A proof of concept of a method for the introduction of 13C–labeling at the time of gene induction and preliminary results are presented. This method allows for the creation of metabolic flux maps of central carbon metabolism before and after the gene has been induced. The flux maps will reveal limitations in central carbon metabolism that affect the production potential of secondary metabolism.
The long term stability of a transgenic C. roseus hairy root line containing the inducible expression of a feedback–insensitive ASα is reported. After 5 years in liquid culture, the presence and inducible expression of the inserted AS gene was confirmed. This report also demonstrates that it may take as long as two years for the metabolite profile to stabilize.

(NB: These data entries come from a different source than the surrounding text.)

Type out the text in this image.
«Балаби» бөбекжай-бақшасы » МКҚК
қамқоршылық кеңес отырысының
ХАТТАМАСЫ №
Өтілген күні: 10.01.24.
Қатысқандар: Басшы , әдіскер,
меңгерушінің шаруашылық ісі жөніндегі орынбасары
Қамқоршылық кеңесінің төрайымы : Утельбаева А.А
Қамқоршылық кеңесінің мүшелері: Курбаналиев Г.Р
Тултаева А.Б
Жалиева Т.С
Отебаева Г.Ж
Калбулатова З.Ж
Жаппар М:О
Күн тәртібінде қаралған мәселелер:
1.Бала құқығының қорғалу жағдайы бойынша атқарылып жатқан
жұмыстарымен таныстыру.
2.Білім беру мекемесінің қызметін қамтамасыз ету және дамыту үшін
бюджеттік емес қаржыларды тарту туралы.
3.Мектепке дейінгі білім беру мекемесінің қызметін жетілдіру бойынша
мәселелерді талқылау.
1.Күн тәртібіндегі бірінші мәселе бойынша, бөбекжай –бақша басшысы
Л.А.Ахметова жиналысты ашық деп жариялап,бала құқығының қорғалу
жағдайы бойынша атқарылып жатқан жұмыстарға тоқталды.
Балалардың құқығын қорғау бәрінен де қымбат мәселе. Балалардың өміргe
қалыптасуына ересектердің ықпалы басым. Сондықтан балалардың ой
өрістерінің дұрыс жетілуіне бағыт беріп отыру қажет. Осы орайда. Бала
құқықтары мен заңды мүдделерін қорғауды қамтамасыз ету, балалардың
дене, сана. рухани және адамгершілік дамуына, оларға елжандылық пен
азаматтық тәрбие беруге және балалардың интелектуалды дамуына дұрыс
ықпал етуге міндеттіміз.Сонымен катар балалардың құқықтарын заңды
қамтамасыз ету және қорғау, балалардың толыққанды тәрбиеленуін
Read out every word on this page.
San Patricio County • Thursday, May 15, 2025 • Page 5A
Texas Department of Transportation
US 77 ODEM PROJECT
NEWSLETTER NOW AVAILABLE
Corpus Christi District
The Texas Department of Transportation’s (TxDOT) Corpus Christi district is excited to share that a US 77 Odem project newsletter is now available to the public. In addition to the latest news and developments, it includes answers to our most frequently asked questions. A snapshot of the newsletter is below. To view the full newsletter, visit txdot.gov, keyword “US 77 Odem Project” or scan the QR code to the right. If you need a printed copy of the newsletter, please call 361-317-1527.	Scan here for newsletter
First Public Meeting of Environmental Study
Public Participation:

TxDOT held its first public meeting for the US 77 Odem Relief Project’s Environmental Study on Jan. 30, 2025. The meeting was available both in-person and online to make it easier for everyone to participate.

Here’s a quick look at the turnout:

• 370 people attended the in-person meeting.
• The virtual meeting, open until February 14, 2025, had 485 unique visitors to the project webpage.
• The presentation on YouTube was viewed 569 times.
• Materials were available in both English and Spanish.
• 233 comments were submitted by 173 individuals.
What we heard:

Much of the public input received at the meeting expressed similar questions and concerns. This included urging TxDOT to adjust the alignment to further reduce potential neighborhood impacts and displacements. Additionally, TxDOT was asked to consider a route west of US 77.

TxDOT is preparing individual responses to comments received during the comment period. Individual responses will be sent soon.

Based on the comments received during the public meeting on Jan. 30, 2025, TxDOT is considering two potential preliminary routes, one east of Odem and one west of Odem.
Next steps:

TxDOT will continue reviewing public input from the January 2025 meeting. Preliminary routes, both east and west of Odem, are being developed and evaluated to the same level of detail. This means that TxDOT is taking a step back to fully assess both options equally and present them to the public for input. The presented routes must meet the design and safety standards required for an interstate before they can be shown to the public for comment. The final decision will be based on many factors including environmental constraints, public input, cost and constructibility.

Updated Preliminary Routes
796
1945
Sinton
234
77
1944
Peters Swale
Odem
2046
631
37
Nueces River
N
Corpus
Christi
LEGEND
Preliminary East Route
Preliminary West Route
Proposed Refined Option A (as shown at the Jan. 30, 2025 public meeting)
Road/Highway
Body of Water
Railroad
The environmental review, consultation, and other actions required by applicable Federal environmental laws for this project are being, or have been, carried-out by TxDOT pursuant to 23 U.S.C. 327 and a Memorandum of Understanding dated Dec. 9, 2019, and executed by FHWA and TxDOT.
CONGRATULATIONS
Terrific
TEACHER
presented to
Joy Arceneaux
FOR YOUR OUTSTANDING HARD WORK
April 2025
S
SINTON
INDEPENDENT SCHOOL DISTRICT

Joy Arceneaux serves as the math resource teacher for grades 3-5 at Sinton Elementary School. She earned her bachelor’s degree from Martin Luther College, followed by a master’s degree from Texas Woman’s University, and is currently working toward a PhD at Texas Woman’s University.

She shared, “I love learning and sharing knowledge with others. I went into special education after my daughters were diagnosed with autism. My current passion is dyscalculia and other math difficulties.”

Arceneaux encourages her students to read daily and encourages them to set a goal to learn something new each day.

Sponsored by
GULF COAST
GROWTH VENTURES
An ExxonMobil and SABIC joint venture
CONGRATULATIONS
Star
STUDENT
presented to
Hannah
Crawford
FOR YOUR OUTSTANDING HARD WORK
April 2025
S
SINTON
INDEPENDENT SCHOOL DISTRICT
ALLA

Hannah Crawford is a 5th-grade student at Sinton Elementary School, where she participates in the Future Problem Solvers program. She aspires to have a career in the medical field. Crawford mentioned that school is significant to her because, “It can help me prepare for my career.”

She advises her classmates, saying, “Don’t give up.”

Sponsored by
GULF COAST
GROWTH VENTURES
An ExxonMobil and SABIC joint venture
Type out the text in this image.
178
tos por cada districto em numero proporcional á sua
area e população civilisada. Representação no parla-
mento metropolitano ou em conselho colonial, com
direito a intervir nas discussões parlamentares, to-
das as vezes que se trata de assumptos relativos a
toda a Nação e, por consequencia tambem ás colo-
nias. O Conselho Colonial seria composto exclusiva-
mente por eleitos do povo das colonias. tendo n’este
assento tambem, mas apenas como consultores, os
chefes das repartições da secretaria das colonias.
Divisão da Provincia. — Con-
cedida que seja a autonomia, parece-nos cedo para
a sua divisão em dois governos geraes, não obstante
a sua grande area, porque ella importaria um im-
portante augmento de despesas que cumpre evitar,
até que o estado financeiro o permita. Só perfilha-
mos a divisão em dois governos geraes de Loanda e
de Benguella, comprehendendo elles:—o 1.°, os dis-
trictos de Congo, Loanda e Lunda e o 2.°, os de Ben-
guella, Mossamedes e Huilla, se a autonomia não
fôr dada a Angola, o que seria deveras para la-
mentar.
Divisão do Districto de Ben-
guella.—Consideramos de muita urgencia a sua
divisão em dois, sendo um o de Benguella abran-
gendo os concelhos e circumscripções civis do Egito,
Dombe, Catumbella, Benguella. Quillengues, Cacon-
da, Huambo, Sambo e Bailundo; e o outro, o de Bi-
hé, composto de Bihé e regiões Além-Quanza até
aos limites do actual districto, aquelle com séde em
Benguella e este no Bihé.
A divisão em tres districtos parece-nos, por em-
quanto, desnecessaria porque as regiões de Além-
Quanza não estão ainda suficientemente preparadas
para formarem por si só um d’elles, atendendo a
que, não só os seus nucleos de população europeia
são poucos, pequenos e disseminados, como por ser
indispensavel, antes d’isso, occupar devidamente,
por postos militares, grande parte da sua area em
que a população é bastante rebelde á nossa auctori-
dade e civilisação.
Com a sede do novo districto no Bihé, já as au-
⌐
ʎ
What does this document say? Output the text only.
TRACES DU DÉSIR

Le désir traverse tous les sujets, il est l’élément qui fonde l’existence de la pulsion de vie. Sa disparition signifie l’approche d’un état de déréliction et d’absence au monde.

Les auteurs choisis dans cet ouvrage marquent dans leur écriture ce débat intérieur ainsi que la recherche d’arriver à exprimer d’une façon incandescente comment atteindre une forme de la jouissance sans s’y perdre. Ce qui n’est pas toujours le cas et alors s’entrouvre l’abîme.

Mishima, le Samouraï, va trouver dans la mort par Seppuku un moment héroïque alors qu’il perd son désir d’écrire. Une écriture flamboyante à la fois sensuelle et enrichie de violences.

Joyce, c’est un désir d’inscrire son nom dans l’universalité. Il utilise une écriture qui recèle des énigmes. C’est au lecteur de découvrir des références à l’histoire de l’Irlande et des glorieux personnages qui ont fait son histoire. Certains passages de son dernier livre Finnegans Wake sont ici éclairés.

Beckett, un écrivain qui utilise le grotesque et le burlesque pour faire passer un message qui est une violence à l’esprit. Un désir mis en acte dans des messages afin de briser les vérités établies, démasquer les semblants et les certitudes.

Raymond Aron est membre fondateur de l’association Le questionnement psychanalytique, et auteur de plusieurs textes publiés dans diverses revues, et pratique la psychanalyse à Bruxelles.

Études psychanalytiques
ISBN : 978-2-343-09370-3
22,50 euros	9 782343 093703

Transgenic C. roseus hairy root lines were created that individually overexpress DXS and geraniol 10–hydroxylase (G10H) under the control of a glucocorticoid–inducible promoter. Double overexpression lines that overexpress DXS and ASα subunit or DXS and G10H with both genes under control of a glucocorticoid–inducible promoter were also created. The double overexpression lines displayed pertinent increases in TIA levels, surpassing the single overexpression lines.
The value of ultraviolet (UV) and mass spectra in identifying compounds in chromatographic methods is presented. The UV and mass spectra of important C. roseus secondary metabolites are included.
A method for the isolation of important C. roseus alkaloids is presented. A biomass extraction and analytical HPLC protocol was adapted for semi–preparative scale in order to obtain tabersonine, lochnericine, and hyrhammericine standards. Previously unidentified tabersonine–like compounds were also isolated for future identification.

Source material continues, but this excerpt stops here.